AI From The Ground Up In The IDE
Most IDEs include AI as an add-on, installed through a plugin or other hack. Cursor.com is a new IDE that’s built from the ground up to include AI. It’s an interesting idea and it works pretty well because the fundamental AI architecture lets it do things like autocomplete multiple lines of code at once, pull a code suggestion from reference material right into your code, and use AI to predict which bit of code you’ll edit next by watching your cursor. It’s still a pretty new product with a few rough edges, but it has much potential.
Use The Best Model
If you are going to use an AI to help you code, you want the best. How do you judge that? HuggingFace has an interesting ranking of AI coding engines. The ranking is based on the OpenAI human eval dataset, a group of unique programming problems that aren’t included in the programing material that AIs are trained on. That means they judge how well the AI model finds solutions to novel problems, not just ones in textbooks.
Run A Local AI
I asked an AI version of Karl Marx what he thought of AI, and he said that “it is important to study and develop AI in order to ensure that it is used for the greater good and not for the exploitation of workers.” KarlBot has a point: to understand and control technology, you need to be able to study and develop it yourself. For AI, you need to be able to run your models, not just use the ones the AI companies allow you to use. Fortunately, plenty of free tools, like Ollama and Llama CPP, will enable you to download and run AI models from numerous sources.
Run A Coding Assistant Locally
If running Ollama has got you interested in AI, but you want to make sure that your code remains private and confidential, consider a self-hosted AI assistant such as Tabby or Aider.
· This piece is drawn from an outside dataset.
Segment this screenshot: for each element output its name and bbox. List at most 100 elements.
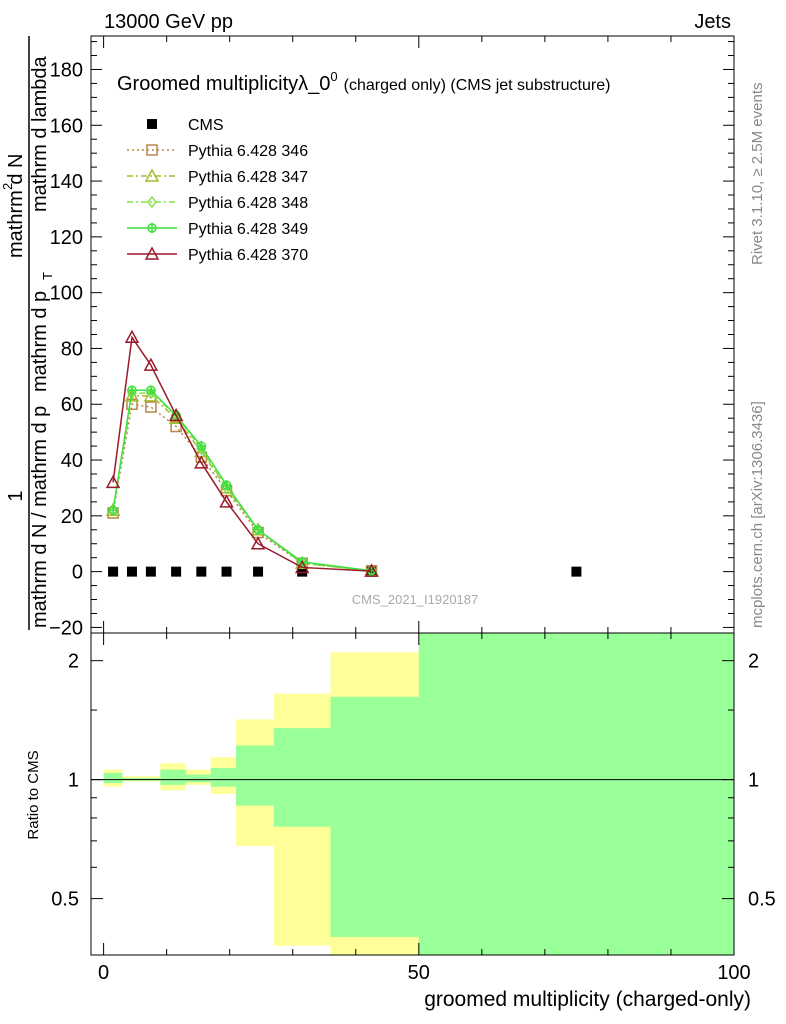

Run these on your private rcode repositories on a local system, and the big AI companies won’t get a sniff of your secret code.
Create Your Own AI Models
If KarlBot is right, you need to try creating your own AI models, tweaking existing ones or creating your own from scratch. The latter is a very computationally intensive process, so the big AI companies are in a running battle to see who can build the biggest pile of processing power to make the next big thing. You don’t need to be an egotistical billionaire to create ML models, though: AutoML.org is an excellent place to start a deep dive into the huge pool of open-source projects that can corral, tag, sort, and process your data. It also offers starting points for training a model on this data.
Tweak An Existing AI Model
If your don’t want to start from scratch, retraining an existing AI model might be what you need, through creating a Low-rate Adaptation (LoRA). These tweak existing models, rather like adding a filter to a camera. A good place to start experimenting with these is AI Toolkit, a set of tools that can be run locally or on providers like RunPod and Gradio to create LoRAs and similar model tweaks.
Build An AI Cluster
One rule of programming AIs is that too much is never enough: You can never have more computing power than you need to run and create AI models. Rather than just buying a faster PC, creating a cluster of computers that can run a single AI model is often easier. A simple way to start doing this on a home lab is Exo Explore. This new open-source project automatically discovers devices on your local network and balances the load of handling AI queries between them. It even works with different platforms, running on most systems that can run Python. However, Windows support is not yet available except by running it through the Windows Subsystem for Linux (WSL). To the client, it looks like a single device that supports ChatGPT API endpoints, so it won’t require many changes to implement. It even creates a simple WebUI interface for simple typed prompts.